Well, I’ve just managed to put a paper up on arXiv (a different one that’s been in the file drawer for years), so that works.
Because they’re so small, I feel like their policies can be really inconsistent from circumstance to circumstance. I’ve got a couple papers on arXiv, but my third one has been mysteriously on hold for some months now for reasons that are entirely unclear to me.
How long ago was this? I believe the endorsement for new submitters requirement was added ~6 years ago.
My first submission was in 2012. I’m fairly sure I read about the potential endorsement-for-new-submitters condition at the time, too.
SSRN?
I’d be interested in seeing it, if you don’t mind! (My email is my username at gmail, or you can contact me any of the normal ways.)
The words “input” and “output” are not right here. A controller has two signals coming into it and one coming out of it. What you above called the “output” is actually one of the input signals, the perception. This is fundamental to understanding control systems.
The two signals going into the controller are the reference and the perception. The reference is the value at which the control system is trying to bring the perception to. The signal coming out of the controller is the output, action or behaviour of the controller. The action is being emitted in order to bring the perception towards the reference. The controller is controlling the relationship between its two input signals, trying to make that relationship the identity. The italicised words are somewhere between definitions and descriptions. They are the usual words used to name these signals in PCT, but this usage is an instance of their everyday meanings.
In concrete terms, a thermostat’s perception is (some measure of) the actual temperature. Its reference signal is the setting of the desired temperature on a dial. Its output or behaviour is the signal it sends to turn the heat source on and off. In a well-functioning control system, one observes that as the reference changes, the perception tracks it very closely, while the output signal has zero correlation with both of them. The purpose of the behaviour is to control the perception—hence the title of William Powers’ book, “Behavior: The Control of Perception”. All of the behaviour of living organisms is undertaken for a purpose: to bring some perception close to some reference.

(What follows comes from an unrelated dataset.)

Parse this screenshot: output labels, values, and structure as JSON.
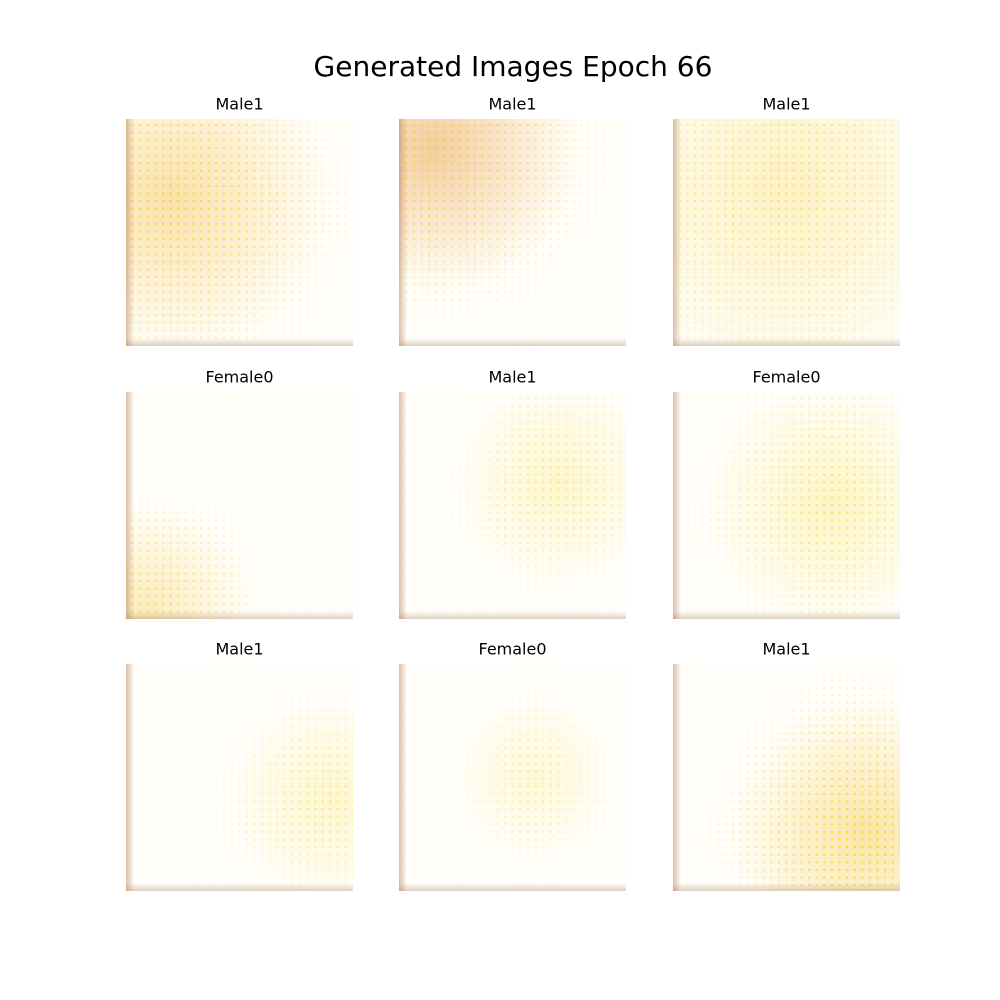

Yeah, that paragraph was sloppy and the previous sentence didn’t add much, so I deleted it and reworded the sentence you quoted. I’m used to flipping my perspective around a system, and thus ‘output’ and ‘input’ are more like ‘left’ and ‘right’ to me than invariant relationships like ‘clockwise’ and ‘counterclockwise’—with the result that I’ll sometimes be looking at something from the opposite direction of someone else. “Left! No, house left!”
(In this particular case, the system output and the controller input are the same thing, and the system input is the disturbance that the controller counteracts, and I assumed you didn’t have access to the controller’s other input, the reference.)